Addiction also affects our memory and pathways in our brains. Repeated drug use creates strong connections between the reward of a substance high and cues in the environment that you associate with that substance. Certain triggers – like places or people – can produce strong urges to re-use the substance, even after years of abstinence.

When someone is in recovery, avoiding or coping with these triggers is crucial for maintaining sobriety. However, PTSD can complicate this process. A study by Drug and Alcohol Dependence found that PTSD symptoms lead to a greater risk of relapse in intrapersonal and negative physiological contexts. It also increases symptoms of anxiety and depression before and after relapse.

What Are Effective Treatments for PTSD and Addiction?

In The Principles of Effective Treatment, the National Institute on Drug Abuse explains that effective addiction treatment must target the underlying causes of addiction, treating co-occurring disorders alongside addiction. Only by overcoming the source of addictive behavior can people achieve long-term recovery.

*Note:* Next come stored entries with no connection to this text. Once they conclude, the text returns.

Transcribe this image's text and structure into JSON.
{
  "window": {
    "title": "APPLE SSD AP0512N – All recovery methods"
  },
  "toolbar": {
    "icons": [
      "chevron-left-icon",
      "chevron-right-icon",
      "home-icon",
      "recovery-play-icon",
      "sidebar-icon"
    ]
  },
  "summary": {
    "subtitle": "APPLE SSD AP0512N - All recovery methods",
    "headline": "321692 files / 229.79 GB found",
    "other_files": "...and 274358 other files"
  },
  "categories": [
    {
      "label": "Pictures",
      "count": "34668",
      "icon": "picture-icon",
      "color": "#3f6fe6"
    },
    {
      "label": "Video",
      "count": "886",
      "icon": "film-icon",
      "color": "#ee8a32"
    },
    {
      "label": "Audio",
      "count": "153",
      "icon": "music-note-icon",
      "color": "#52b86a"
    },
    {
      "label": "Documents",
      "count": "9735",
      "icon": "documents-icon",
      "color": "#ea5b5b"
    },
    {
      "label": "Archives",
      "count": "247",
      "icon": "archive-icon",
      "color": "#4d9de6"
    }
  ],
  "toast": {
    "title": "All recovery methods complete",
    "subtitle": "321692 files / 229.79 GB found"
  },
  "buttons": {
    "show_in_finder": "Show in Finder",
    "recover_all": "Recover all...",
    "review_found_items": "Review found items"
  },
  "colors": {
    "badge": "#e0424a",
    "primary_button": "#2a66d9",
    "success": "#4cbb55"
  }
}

Scientists have uncovered a range of evidence-based treatments that can effectively treat sufferers of PTSD and addiction. These include:

  • Cognitive-behavioral therapy
  • Eye movement desensitization and reprocessing (EMDR) therapy
  • Support groups

To Conclude

Traumatic events can have a significant impact on our lives – leading to PTSD symptoms and, in some cases, substance abuse. However, with effective treatment, care, and support, individuals can process trauma, recover from addiction, and live fulfilling and joy-filled lives.